GenXPro Bioinformatics

Back

omiRas Workflow

omiRas is a free web service designed for the analysis of non coding RNA (ncRNA) datasets from replicated Illumina/Solexa small RNA-Sequening (RNA-Seq) experiments of two different conditions (e.g. cancer and adjacent control tissue of several patients). Starting with raw sequencing data, omiRas offers an efficent way to quantify ncRNA expression in each library, to analyze differential expression of ncRNAs, to identify novel microRNAs (miRNAs) and to interactively assign functions to differentially expressed miRNAs. The combination of miRNA-mRNA interaction databases together with protein-protein interaction information allows the user to construct interaction networks of interesting miRNAs and mRNAs and to identify microRNAs with important implications in the development of differential gene signatures.

omiRas

Overview

In steps (1-5) the read (pre-)processing and ncRNA quantification is performed for each library independently. These independent results are combined and used for differential expression analysis (6), interactive network analysis (7) and prediction of novel miRNAs (8+9).

(1) Raw Data pre-processing

From the reads contained in the FASTQ files the 3' sequencing adapter is removed by a local alignment of the adapter to the sequenced reads.
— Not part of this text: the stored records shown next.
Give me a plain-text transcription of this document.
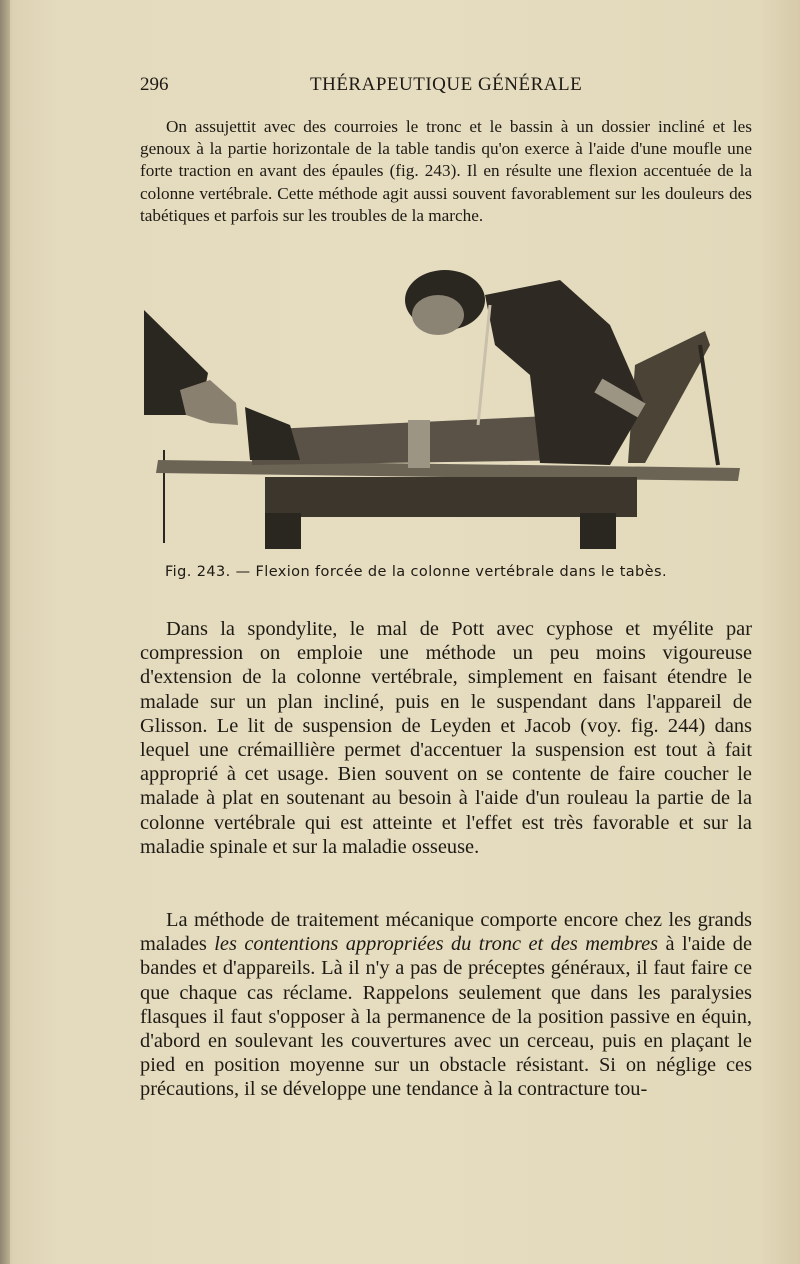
296	THÉRAPEUTIQUE GÉNÉRALE

On assujettit avec des courroies le tronc et le bassin à un dossier incliné et les genoux à la partie horizontale de la table tandis qu'on exerce à l'aide d'une moufle une forte traction en avant des épaules (fig. 243). Il en résulte une flexion accentuée de la colonne vertébrale. Cette méthode agit aussi souvent favorablement sur les douleurs des tabétiques et parfois sur les troubles de la marche.

Fig. 243. — Flexion forcée de la colonne vertébrale dans le tabès.

Dans la spondylite, le mal de Pott avec cyphose et myélite par compression on emploie une méthode un peu moins vigoureuse d'extension de la colonne vertébrale, simplement en faisant étendre le malade sur un plan incliné, puis en le suspendant dans l'appareil de Glisson. Le lit de suspension de Leyden et Jacob (voy. fig. 244) dans lequel une crémaillière permet d'accentuer la suspension est tout à fait approprié à cet usage. Bien souvent on se contente de faire coucher le malade à plat en soutenant au besoin à l'aide d'un rouleau la partie de la colonne vertébrale qui est atteinte et l'effet est très favorable et sur la maladie spinale et sur la maladie osseuse.

La méthode de traitement mécanique comporte encore chez les grands malades les contentions appropriées du tronc et des membres à l'aide de bandes et d'appareils. Là il n'y a pas de préceptes généraux, il faut faire ce que chaque cas réclame. Rappelons seulement que dans les paralysies flasques il faut s'opposer à la permanence de la position passive en équin, d'abord en soulevant les couvertures avec un cerceau, puis en plaçant le pied en position moyenne sur un obstacle résistant. Si on néglige ces précautions, il se développe une tendance à la contracture tou-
Furthermore Illumina's marked quality region is trimmed.

(2) TAG quantification

The reads in each library are summarized to tags in a quantified FASTA format, e.g.
>tag1_49862
GAGGTAGTAGGTTGTA
if the sequence GAGGTAGTAGGTTGTA occurs 49862 times within the FASTQ library.

(3) Mapping

The FASTA reads are mapped to the genome of the organism under consideration with bowtie,
reporting only mappings in the best alignment stratum (if a read has multiple mapping loci,
only the loci with the fewest alignment mismatches are reported) allowing a maximum of two mismatches.

(4) Annotation and Normalization

For each mapping locus annotations are derived from several ncRNA databases. To take into account multiple mappings, the number of reads for each tag is normalized with the number of its mapping loci.

(5) Quantification results

(5.1) The quantification results are summarized in a table together with statistics about the mapping and the sequence length distribution.
(5.2) A FASTA file of tags overlapping intronic regions of coding genes or intergenic regions is created for the prediction of potentially novel microRNAs.

(6) Combination of expression results and differential expression

The expression results for all libraries are combined and for each type of ncRNA (snoRNA, tRNA, rRNA, miRNA, scRNA) a test for differential expression is performed independently (DEseq).

(7) Interactive network visualization of microRNAs

MicroRNAs and genes selected by the user can be visualized in an interaction network. Connections between microRNAs and genes are determined by the intersection of several miRNA-mRNA interaction databases. Connections between genes are based on the information from STRING database of protein-protein interactions.

(8) Prediction of novel miRNAs

The FASTA file generated in (5) is used to predict novel miRNAs using miRdeep. Secondary structures are visualized with RNAfold.

(9) Differential expression of novel miRNAs

A test for differential expression of novel microRNAs is performed with DEseq.